The Mechanic is a technically proficient, well-paced action film, much like anything else Simon West has ever done. Then again, there’s also a lack of depth that is indicative of everything he has done. He is about the thrills, the action and the shots fired…and that is fine. These things just happen to be what Jason Statham is about as well. As a result, we see two (or three, if you count Foster) action stars doing what they do. Nothing in the film reeks of excess, unless you count the “new messiah” that you get to see for about 10 minutes. Even he, though, is only shown in snippets.
There is nothing in this film you have not seen in the past. There’s a wizened, worn down mentor (Sutherland). There’s a reliable blind black man. There’s the eye candy objectified and never pondered. There is the classical music played for solace of a seemingly empty soul. There’s the faceless bad guy whose fate is to be revealed and die badly. There are plenty of quick cuts, a few kicks and, like discussed already, a few bullets.
Ben Foster is an interesting actor. His characters are rarely straight up bad, and almost never good. In this movie, he plays a son who’s disappointed his father in life. After the first act, he is a wronged man. How he handles this is at first getting drunk, and then shooting up his father’s house. Then he makes a misguided attempt at procuring justice for himself. When he makes a hit, it is for a different reason than his mentor (Statham). Sloppier, angrier, but still seen as effective in the shortened time span from his introduction to his development as a hit man. With the master, he stifles his emotions, until the time comes that they have to rise to the surface. His character would seem the most noble, when compared to the original’s Jan Michael Vincent, who was a sociopath of the nature of Scorpio from Dirty Harry.
For his part, Statham is no different than he has been in any of the myriad of action films of his career. He lingers a little, to show he’s thinking about something, and then he goes about his work. We are not given anything in the way of a driving force for him, other than his house and solace in classical music. For him, the only thing he lives for is revenge when his own mentor lands on the hit list. Another difference between the movies is here with the final showdown between master and student. In the original, the master has something broken inside. We know that there is a real chance that he may want to die, but not to necessarily lose. There is no such ambiguity in West and Statham’s version. It’s cat and mouse all the way, and the cat is not in the mood to spare even one of his lives.
For this, I can’t necessarily say that the movie is anything more than an exercise in gun play and you done me wrong.
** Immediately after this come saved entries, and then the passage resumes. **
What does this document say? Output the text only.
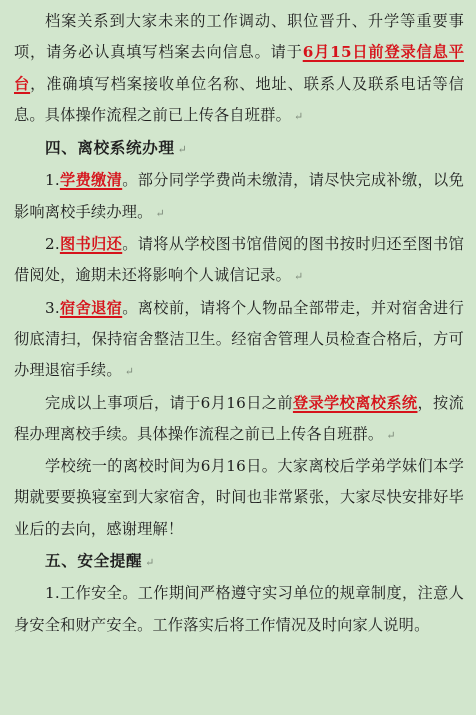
档案关系到大家未来的工作调动、职位晋升、升学等重要事项，请务必认真填写档案去向信息。请于6月15日前登录信息平台，准确填写档案接收单位名称、地址、联系人及联系电话等信息。具体操作流程之前已上传各自班群。 ↵

四、离校系统办理 ↵

1.学费缴清。部分同学学费尚未缴清，请尽快完成补缴，以免影响离校手续办理。 ↵

2.图书归还。请将从学校图书馆借阅的图书按时归还至图书馆借阅处，逾期未还将影响个人诚信记录。 ↵

3.宿舍退宿。离校前，请将个人物品全部带走，并对宿舍进行彻底清扫，保持宿舍整洁卫生。经宿舍管理人员检查合格后，方可办理退宿手续。 ↵

完成以上事项后，请于6月16日之前登录学校离校系统，按流程办理离校手续。具体操作流程之前已上传各自班群。 ↵

学校统一的离校时间为6月16日。大家离校后学弟学妹们本学期就要要换寝室到大家宿舍，时间也非常紧张，大家尽快安排好毕业后的去向，感谢理解！

五、安全提醒 ↵

1.工作安全。工作期间严格遵守实习单位的规章制度，注意人身安全和财产安全。工作落实后将工作情况及时向家人说明。
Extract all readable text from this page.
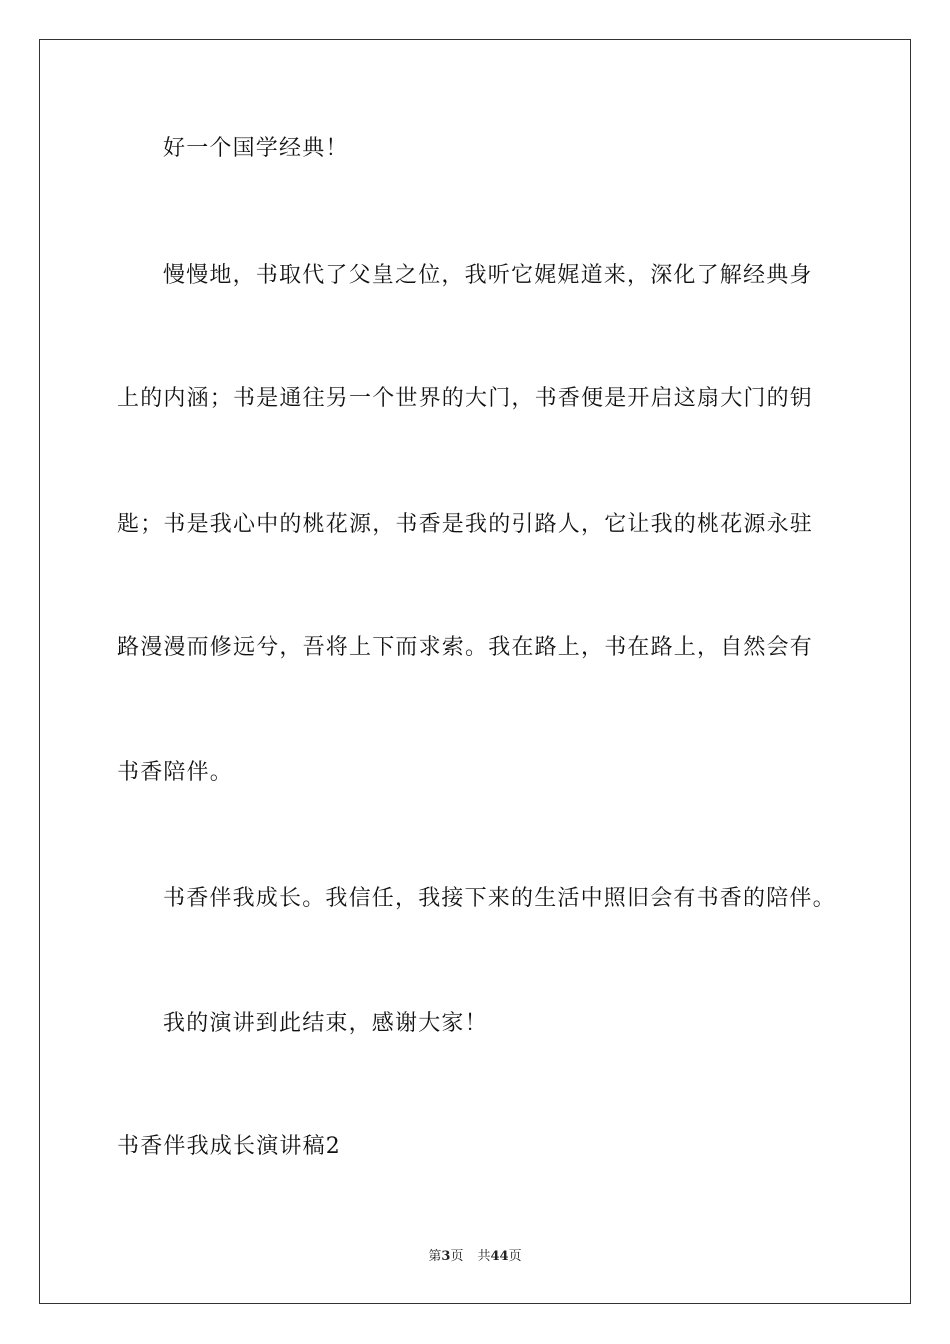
好一个国学经典！
慢慢地，书取代了父皇之位，我听它娓娓道来，深化了解经典身
上的内涵；书是通往另一个世界的大门，书香便是开启这扇大门的钥
匙；书是我心中的桃花源，书香是我的引路人，它让我的桃花源永驻
路漫漫而修远兮，吾将上下而求索。我在路上，书在路上，自然会有
书香陪伴。
书香伴我成长。我信任，我接下来的生活中照旧会有书香的陪伴。
我的演讲到此结束，感谢大家！
书香伴我成长演讲稿2
第3页 共44页
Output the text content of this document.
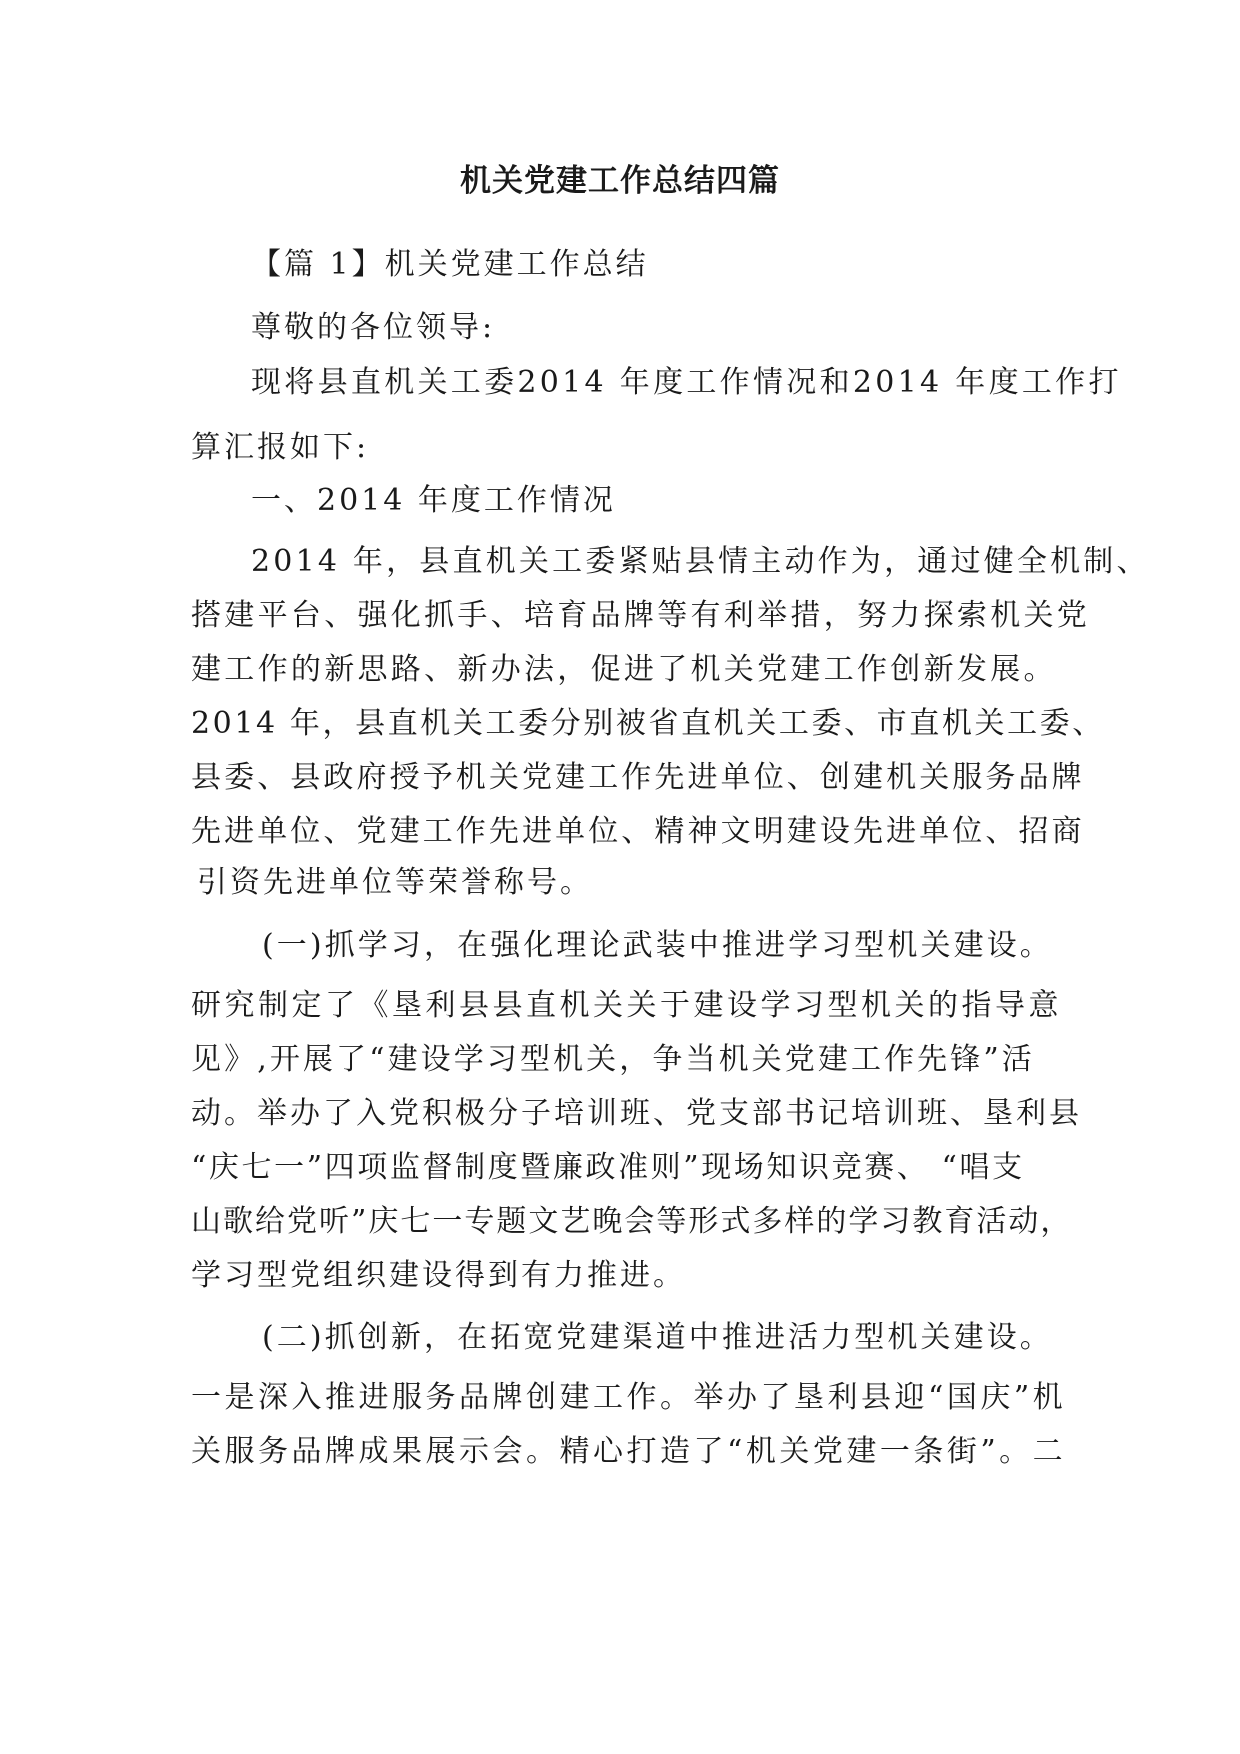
机关党建工作总结四篇

【篇 1】机关党建工作总结

尊敬的各位领导:

现将县直机关工委2014 年度工作情况和2014 年度工作打

算汇报如下:

一、2014 年度工作情况

2014 年，县直机关工委紧贴县情主动作为，通过健全机制、

搭建平台、强化抓手、培育品牌等有利举措，努力探索机关党

建工作的新思路、新办法，促进了机关党建工作创新发展。

2014 年，县直机关工委分别被省直机关工委、市直机关工委、

县委、县政府授予机关党建工作先进单位、创建机关服务品牌

先进单位、党建工作先进单位、精神文明建设先进单位、招商

引资先进单位等荣誉称号。

(一)抓学习，在强化理论武装中推进学习型机关建设。

研究制定了《垦利县县直机关关于建设学习型机关的指导意

见》,开展了“建设学习型机关，争当机关党建工作先锋”活

动。举办了入党积极分子培训班、党支部书记培训班、垦利县

“庆七一”四项监督制度暨廉政准则”现场知识竞赛、 “唱支

山歌给党听”庆七一专题文艺晚会等形式多样的学习教育活动，

学习型党组织建设得到有力推进。

(二)抓创新，在拓宽党建渠道中推进活力型机关建设。

一是深入推进服务品牌创建工作。举办了垦利县迎“国庆”机

关服务品牌成果展示会。精心打造了“机关党建一条街”。二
The irony of going after one guy for a hit, while not even bothering (in the presumed months of training) to explain to your student the circumstances to why he may eventually want to come after you leaves one so removed from their feelings they become less interesting. Almost inhuman. You know, like a killing machine. Even Arnold Schwarzenegger knew better than that. Even robots need to have a little flair.